Because writing enables us to do this, it makes it possible for us to gain knowledge of, and insight into, our inner selves, the meaning of our lives. It enables us to outlast the time which is the only context of dreams. It enables us to join our personal universe with the multiverse of others – to meld our dreams with theirs. And because of this, writing enables us to live and last and love.
Without words, your private universe would be a dark, cold, sterile place. With words, it comes alive both to yourself and to others. And in written words, it takes on its most lasting, thoughtful and intimate aspect. There is nothing in this world so intimate as sitting down with a pen or at a keyboard and writing from your soul, writing your life out, writing to someone else, connecting your separate minds in a mutual galaxy of thoughts and words. There is nothing more beautiful and wonderful, and difficult and frightening than the process of putting your dreams on paper. The great Irish poet W.B. Yeats told his beloved that he longed to give her a cloth of gold, “But I, being poor, have only my dreams. I have spread my dreams under your feet. Tread softly because you tread on my dreams.”

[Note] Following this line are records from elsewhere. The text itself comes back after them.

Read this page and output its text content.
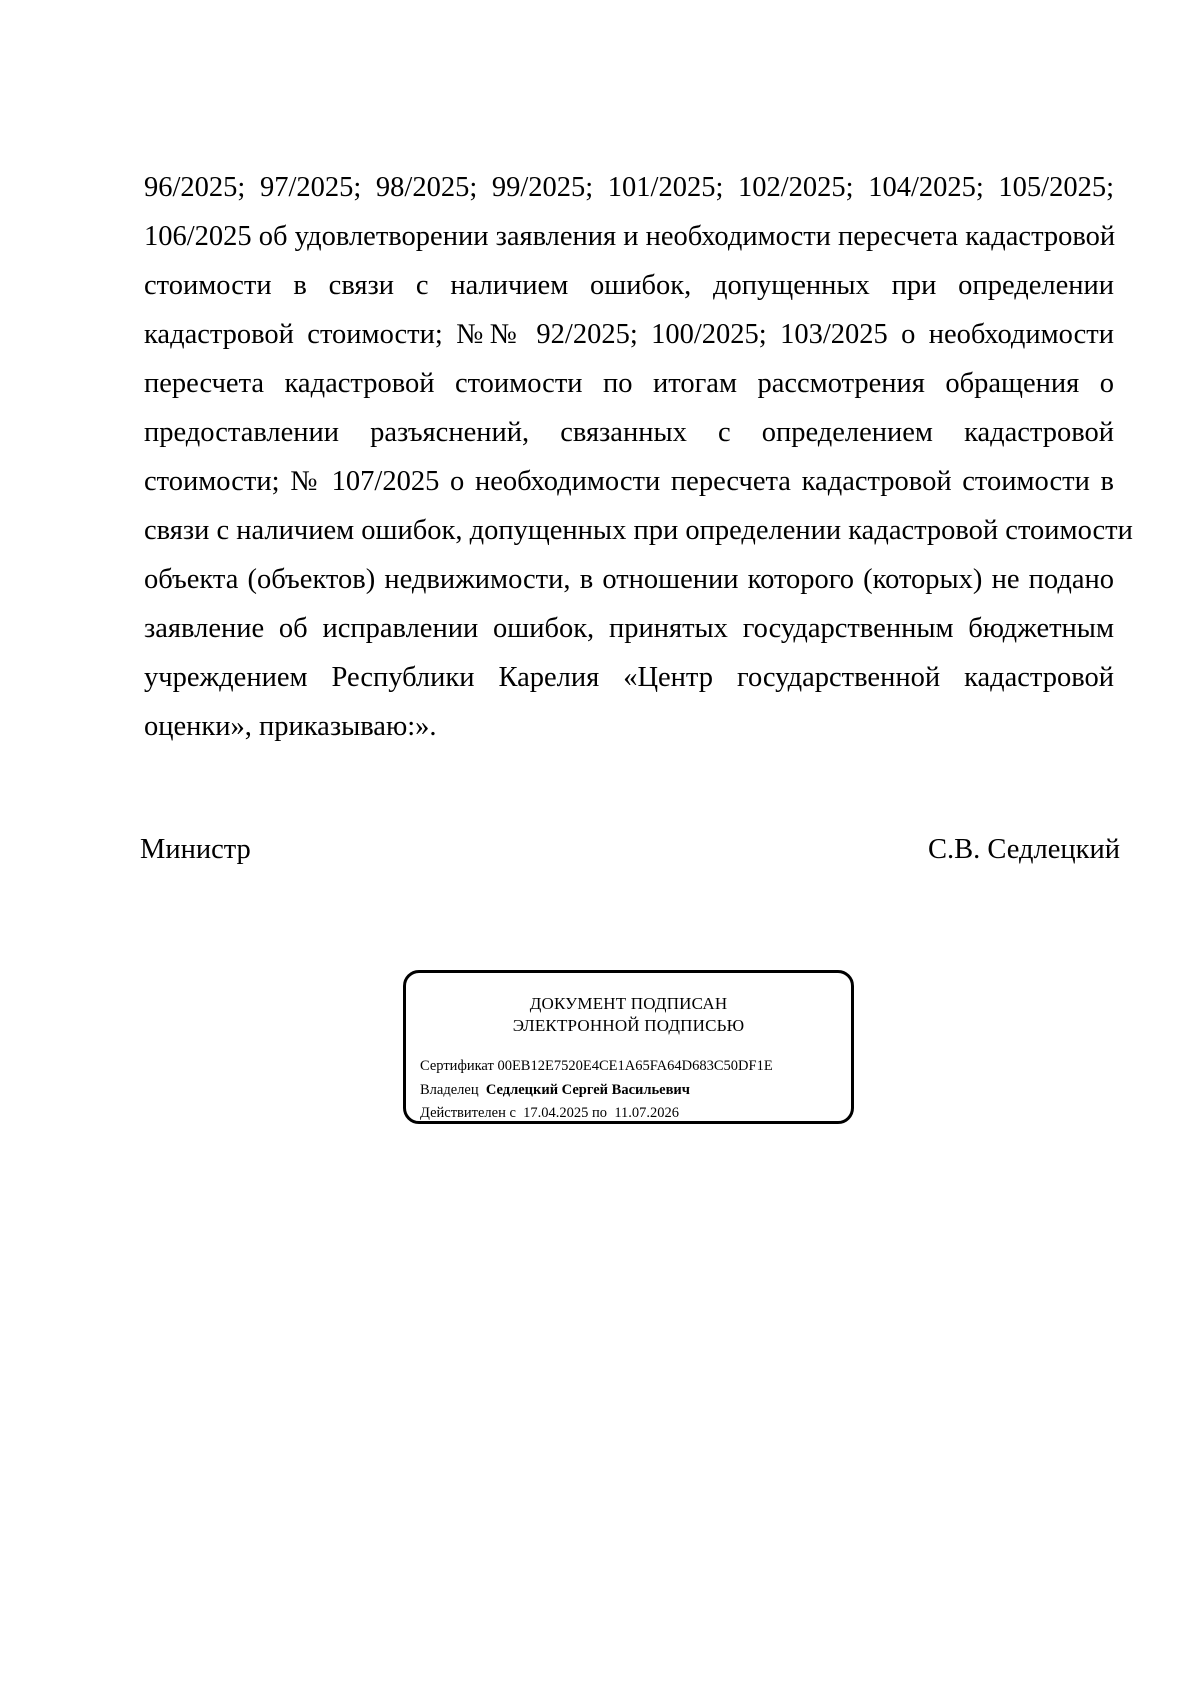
96/2025; 97/2025; 98/2025; 99/2025; 101/2025; 102/2025; 104/2025; 105/2025;
106/2025 об удовлетворении заявления и необходимости пересчета кадастровой
стоимости в связи с наличием ошибок, допущенных при определении
кадастровой стоимости; №№ 92/2025; 100/2025; 103/2025 о необходимости
пересчета кадастровой стоимости по итогам рассмотрения обращения о
предоставлении разъяснений, связанных с определением кадастровой
стоимости; № 107/2025 о необходимости пересчета кадастровой стоимости в
связи с наличием ошибок, допущенных при определении кадастровой стоимости
объекта (объектов) недвижимости, в отношении которого (которых) не подано
заявление об исправлении ошибок, принятых государственным бюджетным
учреждением Республики Карелия «Центр государственной кадастровой
оценки», приказываю:».
Министр	С.В. Седлецкий
ДОКУМЕНТ ПОДПИСАН
ЭЛЕКТРОННОЙ ПОДПИСЬЮ
Сертификат 00EB12E7520E4CE1A65FA64D683C50DF1E
Владелец Седлецкий Сергей Васильевич
Действителен с 17.04.2025 по 11.07.2026
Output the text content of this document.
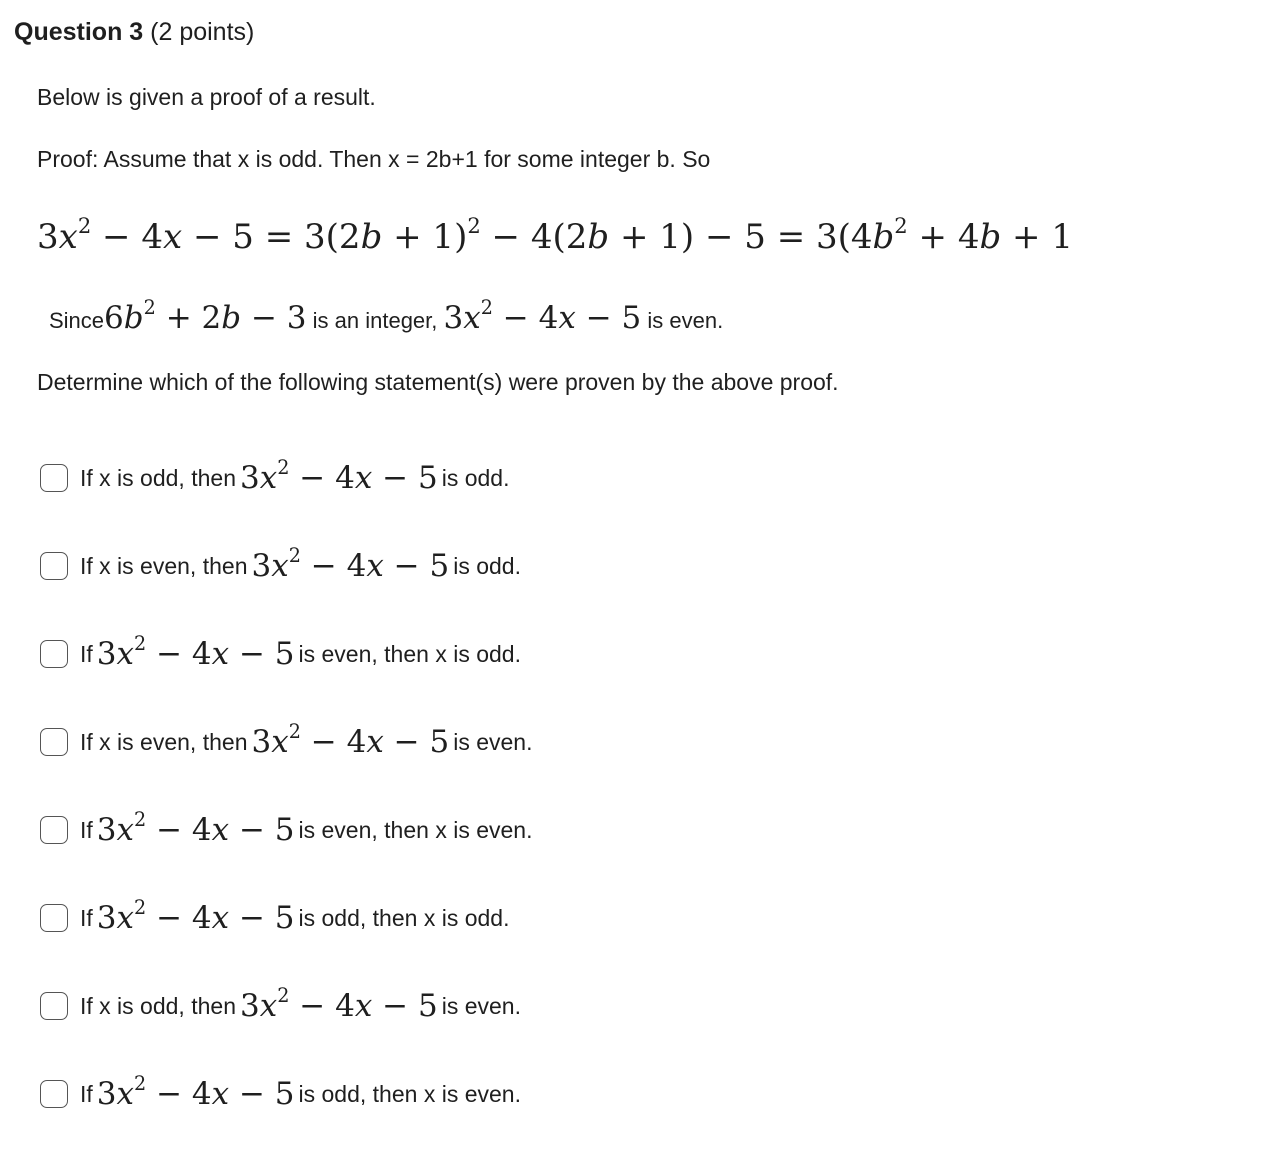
Question 3 (2 points)
Below is given a proof of a result.
Proof: Assume that x is odd. Then x = 2b+1 for some integer b. So
$3x^2 - 4x - 5 = 3(2b + 1)^2 - 4(2b + 1) - 5 = 3(4b^2 + 4b + 1$
$Since6b^2 + 2b - 3$ is an integer, $3x^2 - 4x - 5$ is even.
Determine which of the following statement(s) were proven by the above proof.
If x is odd, then $3x^2 - 4x - 5$ is odd.
If x is even, then $3x^2 - 4x - 5$ is odd.
If $3x^2 - 4x - 5$ is even, then x is odd.
If x is even, then $3x^2 - 4x - 5$ is even.
If $3x^2 - 4x - 5$ is even, then x is even.
If $3x^2 - 4x - 5$ is odd, then x is odd.
If x is odd, then $3x^2 - 4x - 5$ is even.
If $3x^2 - 4x - 5$ is odd, then x is even.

When you open your private universe to others in writing, you are making the ultimate act of faith and hope and love. You are saying: Here are my dreams, for both you and me to see and understand; here is myself. This is what my private universe looks and sounds and feels and sings like. This is me – the real me. Such is the power of the written word: To turn a cold, dark universe inside-out, and open our inner selves to the light of understanding and the warmth of love.
Writing is dangerous, it is difficult, but it is essential if we are to learn and grow and become larger than ourselves. If we are to understand and express ourselves, if we are to dream in eternity and love in time and space, we must confront who we are, each in his private cosmos, and we must express the truth of our discovery to others, for all time and for all to see. That is why we write; that is why you, a seventeen-year-old must write: Because you are a universe roiling and rocketing through space-time, searching for a cloth of gold in which to wrap your dreams.